Duckweather 01-05-2013 10:14 AM

Quote:

Originally Posted by woodworkbykirk (Post 1086667)
ive installed thousands of feet of it and ive never had issues, sounds like your using the wrong jigsaw blade or your using a circ saw blade thats dull or not high enough a tooth count.. for finish work you have to use a 40 tooth circ saw blade.. a craftsman doesnt blame the tool he knows how to adapt and change things so they always get the results they want

also 3 boards isnt a big deal, if you allow for waste and 5% error in your estimate it wouldnt have been an issue.

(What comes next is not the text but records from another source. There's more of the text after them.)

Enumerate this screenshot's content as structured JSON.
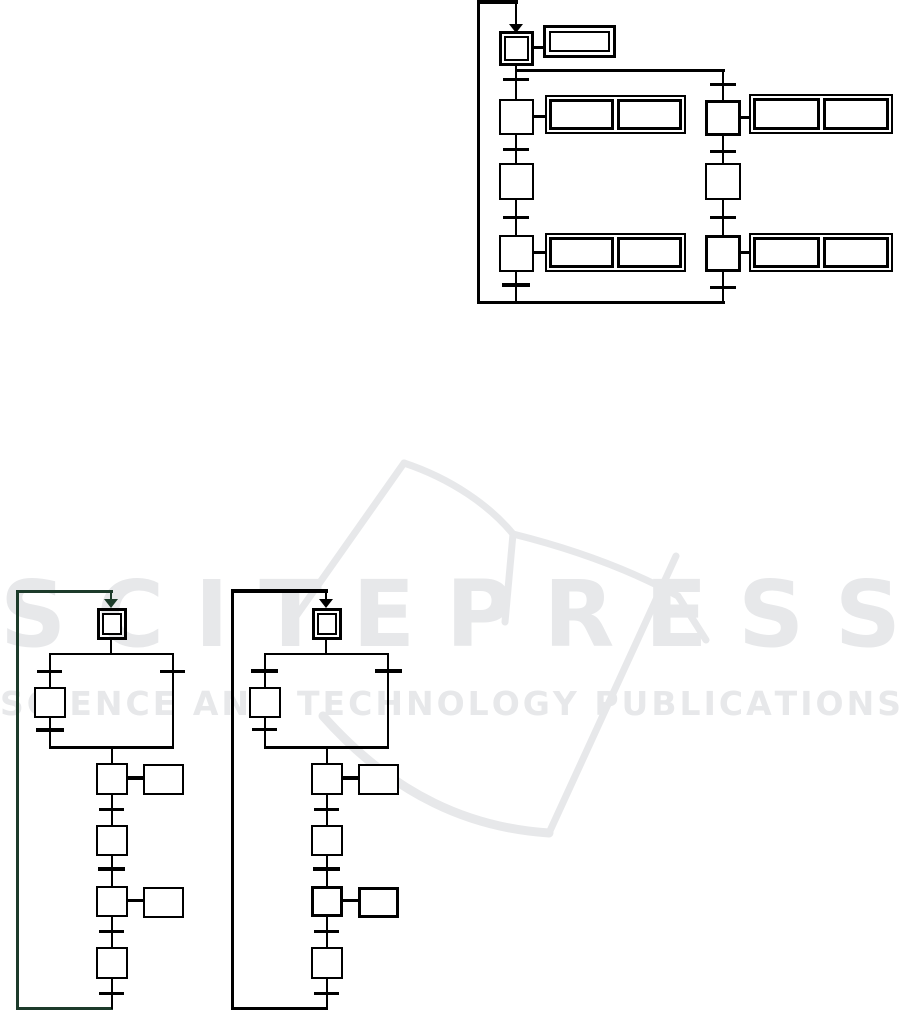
{
  "watermark": {
    "brand": "SCITEPRESS",
    "tagline": "SCIENCE AND TECHNOLOGY PUBLICATIONS",
    "color": "#e7e8ea"
  },
  "colors": {
    "ink": "#000000",
    "loop_left_diagram": "#1c3b2a",
    "background": "#ffffff"
  },
  "figure": {
    "type": "sfc-grafcet-diagrams",
    "diagrams": [
      {
        "id": "top-right",
        "initial_steps": 1,
        "steps": 6,
        "action_blocks": 5,
        "branches": 2,
        "loop": true
      },
      {
        "id": "bottom-left",
        "initial_steps": 1,
        "steps": 5,
        "action_boxes": 2,
        "branches": 2,
        "loop": true
      },
      {
        "id": "bottom-center",
        "initial_steps": 1,
        "steps": 5,
        "action_boxes": 2,
        "branches": 2,
        "loop": true
      }
    ],
    "labels_visible": false
  }
}
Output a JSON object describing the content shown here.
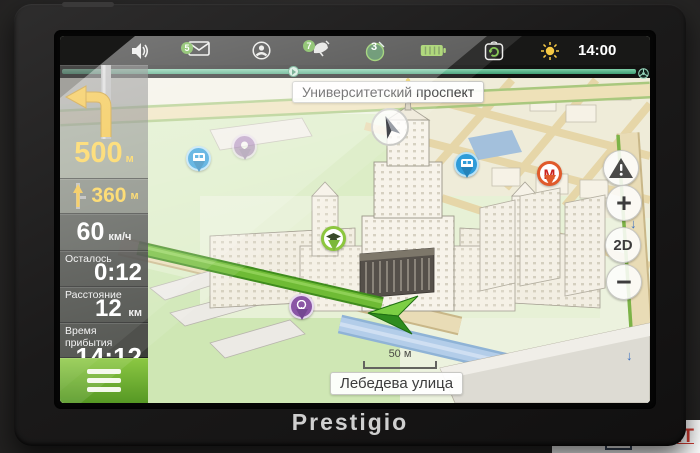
{
  "device": {
    "brand": "Prestigio"
  },
  "watermark": {
    "m": "M",
    "ark": "ARK",
    "it": "IT"
  },
  "statusbar": {
    "time": "14:00",
    "messages_badge": "5",
    "satellite_dish_badge": "7",
    "satellites_count": "3",
    "icons": [
      "volume-icon",
      "messages-icon",
      "profile-icon",
      "satellite-dish-icon",
      "satellites-icon",
      "battery-icon",
      "sync-icon",
      "brightness-icon",
      "steering-wheel-icon"
    ]
  },
  "sidebar": {
    "next_turn_distance": "500",
    "next_turn_distance_unit": "м",
    "second_turn_distance": "360",
    "second_turn_distance_unit": "м",
    "speed": "60",
    "speed_unit": "км/ч",
    "time_left_label": "Осталось",
    "time_left_value": "0:12",
    "distance_label": "Расстояние",
    "distance_value": "12",
    "distance_unit": "км",
    "arrival_label": "Время прибытия",
    "arrival_value": "14:12"
  },
  "map": {
    "street_top": "Университетский проспект",
    "street_bottom": "Лебедева улица",
    "scale_label": "50 м",
    "metro_pin_letter": "М",
    "oneway_glyph": "↓",
    "controls": {
      "zoom_in": "+",
      "view_mode": "2D",
      "zoom_out": "−"
    },
    "colors": {
      "route_green": "#6fbb35",
      "accent_green": "#7ac143",
      "maneuver_yellow": "#f2be34",
      "pin_blue": "#2f9cd9",
      "pin_purple": "#8a56a5",
      "pin_green": "#8cc63e",
      "pin_red": "#e05a2b",
      "road_blue": "#a9c7e4"
    }
  }
}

Ever try the saber saw blades that have teeth that cut downward? Harder to hold down but can cut from the finish side.

joecaption 01-05-2013 10:26 AM

Works fine but the saws sole can leave marks unless you use some blue tape.

woodworkbykirk 01-05-2013 11:33 AM

i hate those blades i just use coping blades by bosch

TrailerParadise 01-05-2013 10:24 PM

Sounds like a lot of headache when you can easily use an oscillating multi tool and get it over with. No tape required, no special blades, the blade is $4. OP, if you want to save yourself a lot of time, a lot of energy, and a lot of money, use an oscillating tool. Those sheets are expensive.

joecaption 01-05-2013 10:27 PM

I agree, my ossilating saw and my drill driver are my go to tools for a ton of jobs.